Members of the Class of 1965 at a public high school in Hershey, Pennsylvania had such a good time at their 50th reunion that they extended it to Williamsburg the following year. Among them was my former colleague Ed Offley. We started out together at The Virginia Gazette, and he went on to a distinguished career as a military journalist with two major newspapers. So far he’s published four books, three of them bestsellers.
Sailing Young
Three couples continued their reunion weekend by sailing the York River. Foggy, flat seas gave way to building winds from the east. The first to take the wheel was Joyce Wroble, who used to sail Lake Superior on big boats. Her husband Noel had her tell a cute story.
“I was teaching sailing at a girls’ camp in Minnesota, and every day our 7-year-old son Brian would tag after me. Eventually he went off to a boys’ summer camp where they also had sailing. Back then, you could take a boat out for a spin after dinner. He announced to the staff that he wanted to do that. He went down and set up an X class dinghy and took it out by himself. He sailed around and brought it back into the little cove, where he promptly turned upwind to set the mooring. Brian was just 7. The staff was amazed.”
To put that in laymen terms, he powered a 16-foot dinghy by sail (no engine) and figured out how to use the wind to sail in a perfect direction home and then turn nearly 180 degrees to reach a spot the size of a basketball without crashing. Then he tied the boat to the mooring. Brian learned from watching his mom teach girls how to sail a boat to the dock.
Youth Memories
I’ve had all manners of “event” cruises in the form of anniversaries, birthdays, marriage proposals, burials at sea, and two marriages. But this was my first high school reunion, and it was endearing.
Ed’s wife Karen T. Conrad said, “Fifty years sounds like a lot, but many of us grew up together and were in school with each other since first grade.” They talked about other classmates and their favorite teachers and the eccentric ones like it was yesterday.

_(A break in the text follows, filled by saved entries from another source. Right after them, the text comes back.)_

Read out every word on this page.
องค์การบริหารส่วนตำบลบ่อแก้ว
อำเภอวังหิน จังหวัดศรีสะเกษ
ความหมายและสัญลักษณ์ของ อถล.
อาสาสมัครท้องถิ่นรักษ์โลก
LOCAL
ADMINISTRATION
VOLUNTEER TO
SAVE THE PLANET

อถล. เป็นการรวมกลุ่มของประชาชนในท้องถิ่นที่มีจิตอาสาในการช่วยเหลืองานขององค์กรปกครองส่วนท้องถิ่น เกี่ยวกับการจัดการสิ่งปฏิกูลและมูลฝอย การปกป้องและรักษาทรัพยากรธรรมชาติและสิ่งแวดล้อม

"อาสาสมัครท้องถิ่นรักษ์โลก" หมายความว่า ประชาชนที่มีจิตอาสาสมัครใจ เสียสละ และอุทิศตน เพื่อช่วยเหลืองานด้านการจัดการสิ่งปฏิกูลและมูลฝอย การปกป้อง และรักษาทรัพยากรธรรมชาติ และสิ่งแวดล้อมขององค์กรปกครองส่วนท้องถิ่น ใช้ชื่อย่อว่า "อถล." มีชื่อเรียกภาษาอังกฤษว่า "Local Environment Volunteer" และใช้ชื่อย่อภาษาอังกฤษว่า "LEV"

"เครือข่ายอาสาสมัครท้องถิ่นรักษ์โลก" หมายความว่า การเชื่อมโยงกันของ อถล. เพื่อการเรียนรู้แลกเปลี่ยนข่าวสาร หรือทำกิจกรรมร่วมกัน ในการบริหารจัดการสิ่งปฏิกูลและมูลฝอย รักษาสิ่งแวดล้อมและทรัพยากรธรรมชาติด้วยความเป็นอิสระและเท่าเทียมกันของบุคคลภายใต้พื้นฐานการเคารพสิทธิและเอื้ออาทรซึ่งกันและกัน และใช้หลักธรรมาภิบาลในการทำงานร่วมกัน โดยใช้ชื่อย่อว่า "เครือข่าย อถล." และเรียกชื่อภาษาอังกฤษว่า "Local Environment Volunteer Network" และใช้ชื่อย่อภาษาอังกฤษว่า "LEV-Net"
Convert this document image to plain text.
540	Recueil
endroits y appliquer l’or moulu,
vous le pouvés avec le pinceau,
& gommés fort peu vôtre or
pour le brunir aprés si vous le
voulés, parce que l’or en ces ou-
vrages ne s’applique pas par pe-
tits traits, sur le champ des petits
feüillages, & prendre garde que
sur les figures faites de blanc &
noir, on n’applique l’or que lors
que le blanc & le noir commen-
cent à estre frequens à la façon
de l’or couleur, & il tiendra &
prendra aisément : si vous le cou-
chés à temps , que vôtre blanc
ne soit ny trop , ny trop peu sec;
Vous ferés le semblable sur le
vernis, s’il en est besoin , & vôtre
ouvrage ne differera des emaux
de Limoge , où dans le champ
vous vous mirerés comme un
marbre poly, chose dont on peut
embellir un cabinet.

Noel recalled how the sports coaching staff would meet every morning and break up at a certain time to go observe a blonde cheerleader walk by their office. “That’s it?” Joyce asked, “Just see her walk by?”
Tom Stover recalled growing up. “I used to deliver a free paper, and I was loaded down on my bike with two huge canvas bags on my shoulders. I would toss the papers on lawns as I rode along. Some woman would stop me and demand that I put the paper on her porch. ‘Lady, this is a free paper!’” His wife Deborah kidded him, “Poor baby,” but he responded, “Hey, I was doing this after sports and sometimes it was pitch dark.” He later delivered Hershey’s Sunday paper. The days of boys delivering papers ended around 1970.
Noel was a baseball trainer for decades, and he recalled a childhood memory. “A bunch of us kids went on a bus to New York City to see the Yankees play. This was in 1961 when Mickey Mantle and Roger Maris were chasing the home run record. I saw Mantle and Maris hit back-to-back homers. I’ll never forget it.”
Revolutionary Times
We covered the events of the American Revolution at Yorktown when Joyce told me, “I was doing the family genealogy search and I found a great-great grandfather who was a drummer boy in the war. Can you imagine?”
Ed recalled while working at the Gazette during the 1970s when he set out to cover a tall ship coming to Yorktown to commemorate the two battles of 1781. “I went out in Lou Catron’s sailboat to get the best pictures close up. We were out there all day in the broiling sun, and no wind, but the ship never showed up. I came back to the office badly sunburned. As I came through the door, on deadline, Bill said excitedly, ‘We saved half the front page for you.’ I had nothing but an empty notebook.” He grinned.
After tacking downriver, we turned around and flew the giant spinnaker back with Ed on the helm. A Navy veteran, I assumed he was experienced. “The only experience I got was as a reporter on a submarine when they put me on the wheel. I thrust the wheel forward to descend and nothing happened. I thought they were playing a joke on me. Then all of a sudden, whoosh! We went down.”
As we approach a tug pushing a barge, I made radio contact for directions to proceed. Ed was very smooth on the wheel despite the proximity.
Deborah proved the most adroit on the wheel, having taken sailing instruction in Annapolis. After running on the spinnaker for five miles, she took over and tacked several miles along the York.